Anyways, in 2016, Tero Parviainen (@teropa) shared this really cool long-form exploration called "JavaScript Systems Music – Learning Web Audio by Recreating The Works of Steve Reich and Brian Eno" that I enjoyed tremendously (and I don't even like Javascript!)
Check it out at: https://teropa.info/blog/2016/07/28/javascript-systems-music...
I've never "bought" the story of Disintegration Loops that Basinski tells about its creation. The idea he composed it literally during the 9/11 attacks was just a silly attempt to add gravitas to abstract music. The more you think about it, the more off-putting it becomes. Reminds me of Stockhausen's stupendous remark about 9/11 being "the biggest work of art there has ever been".
In the same vein, tape doesn't normally just deteriorate before your eyes. The gradual change in sound of the loops is more likely due to the guitar pedal chain he was running his loops into (Basinski tends to omit this part of its creation).
The most recent one[0] I made was done when I was playing around with Rust, WASM, and WebAudio. (You'll need to press somewhere to start the sound)
What stands out here was that Eno used very simple sounds and looped them. This was not a complicated rube-goldberg machine he built to finally get to these masterpieces. It was simple recordings of voices, looped.
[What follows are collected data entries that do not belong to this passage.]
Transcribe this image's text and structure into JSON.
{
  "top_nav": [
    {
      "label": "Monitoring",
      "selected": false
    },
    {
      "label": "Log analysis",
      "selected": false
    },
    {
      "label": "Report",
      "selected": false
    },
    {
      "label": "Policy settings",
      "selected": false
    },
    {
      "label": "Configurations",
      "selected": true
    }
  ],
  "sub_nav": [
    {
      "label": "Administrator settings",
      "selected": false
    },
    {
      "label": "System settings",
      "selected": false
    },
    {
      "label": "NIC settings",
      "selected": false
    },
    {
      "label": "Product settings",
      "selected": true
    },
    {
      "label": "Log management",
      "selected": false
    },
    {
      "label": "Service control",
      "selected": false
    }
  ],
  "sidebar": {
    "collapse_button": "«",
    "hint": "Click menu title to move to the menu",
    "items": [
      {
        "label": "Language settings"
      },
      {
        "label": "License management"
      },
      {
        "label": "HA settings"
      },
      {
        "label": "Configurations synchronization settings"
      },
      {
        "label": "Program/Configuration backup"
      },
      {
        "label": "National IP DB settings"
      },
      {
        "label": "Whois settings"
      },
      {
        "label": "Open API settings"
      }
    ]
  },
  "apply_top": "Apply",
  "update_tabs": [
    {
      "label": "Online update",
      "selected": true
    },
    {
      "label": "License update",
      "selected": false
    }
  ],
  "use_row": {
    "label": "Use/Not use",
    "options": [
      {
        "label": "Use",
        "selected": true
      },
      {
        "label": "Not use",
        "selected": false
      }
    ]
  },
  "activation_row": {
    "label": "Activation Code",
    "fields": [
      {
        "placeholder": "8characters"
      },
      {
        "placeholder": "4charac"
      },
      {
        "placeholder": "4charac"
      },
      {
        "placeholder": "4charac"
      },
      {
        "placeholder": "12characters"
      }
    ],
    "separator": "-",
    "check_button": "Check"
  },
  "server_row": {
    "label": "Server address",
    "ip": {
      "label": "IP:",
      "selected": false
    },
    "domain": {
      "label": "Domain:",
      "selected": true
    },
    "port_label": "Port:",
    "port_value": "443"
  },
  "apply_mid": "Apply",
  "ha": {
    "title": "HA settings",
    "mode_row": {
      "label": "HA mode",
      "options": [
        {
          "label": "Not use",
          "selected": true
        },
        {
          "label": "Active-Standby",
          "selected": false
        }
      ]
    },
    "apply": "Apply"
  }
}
Reggie Watts makes incredible, and non-traditional, electronic house music, basically just his voice and looping machine (granted he does have a 4 octave range, but...). So organic and human.
Same for Matthew Herbert, see his manifesto: https://prruk.org/personal-contract-for-the-composition-of-m.... It is all organic.
This is what makes me a little sad when I play with all the amazing open source tools on Linux. Ardour is great. Hydrogen is great. Sonic-PI is incredible.
But, the UI's are not the best. Getting started requires a ton of reading and researching. It is a long way to just "play" (I mean playing like a child, not playing piano).
For example, I wish Sonic-PI had a better way of writing music than JUST writing out ruby. I like ruby as a language, and I'm surprised there is not a way to easily extend the Sonic-PI tool so I can plugin my Novation drum pad and easily trigger samples and notes. I can absolutely watch for MIDI notes from Novation, and take actions in ruby code, but it kills my creativity to do it that way. I wish I could build a tiny set of buttons that shows me that which is not a stream of logs. I never feel like Sonic-PI puts me into a creative mode. It feels like trying to jam the beauty of a harp into emacs. And, I love emacs.
Open source music software could have bespoke custom UIs for any user. I'm a command line guy so I'm part of the problem. But, these tools should be customizable to make our own bespoke UIs which match the beginner level, or the advance level, or anything in between.
But even with almost 30 years of listening to this stuff, sometimes a really obvious one slips through the cracks.
I hadn't heard of or listened to Tim Hecker until just this year. And oh man, I haven't felt this way about finding a "new" artist in a long time. If you want a good entry point start with his mid-career Ravedeath, 1972 [0] and its companion Dropped Pianos (both of which feature the MIT Piano Drop on the cover) and work forward and backward from there.
"Ambient Music must be able to accomodate many levels of listening attention without enforcing one in particular; it must be as ignorable as it is interesting."
I've always found ambient to be perfect for listening while working. Now I understand why!
http://www.echoesofbluemars.org/
I think their bluemars stream is great.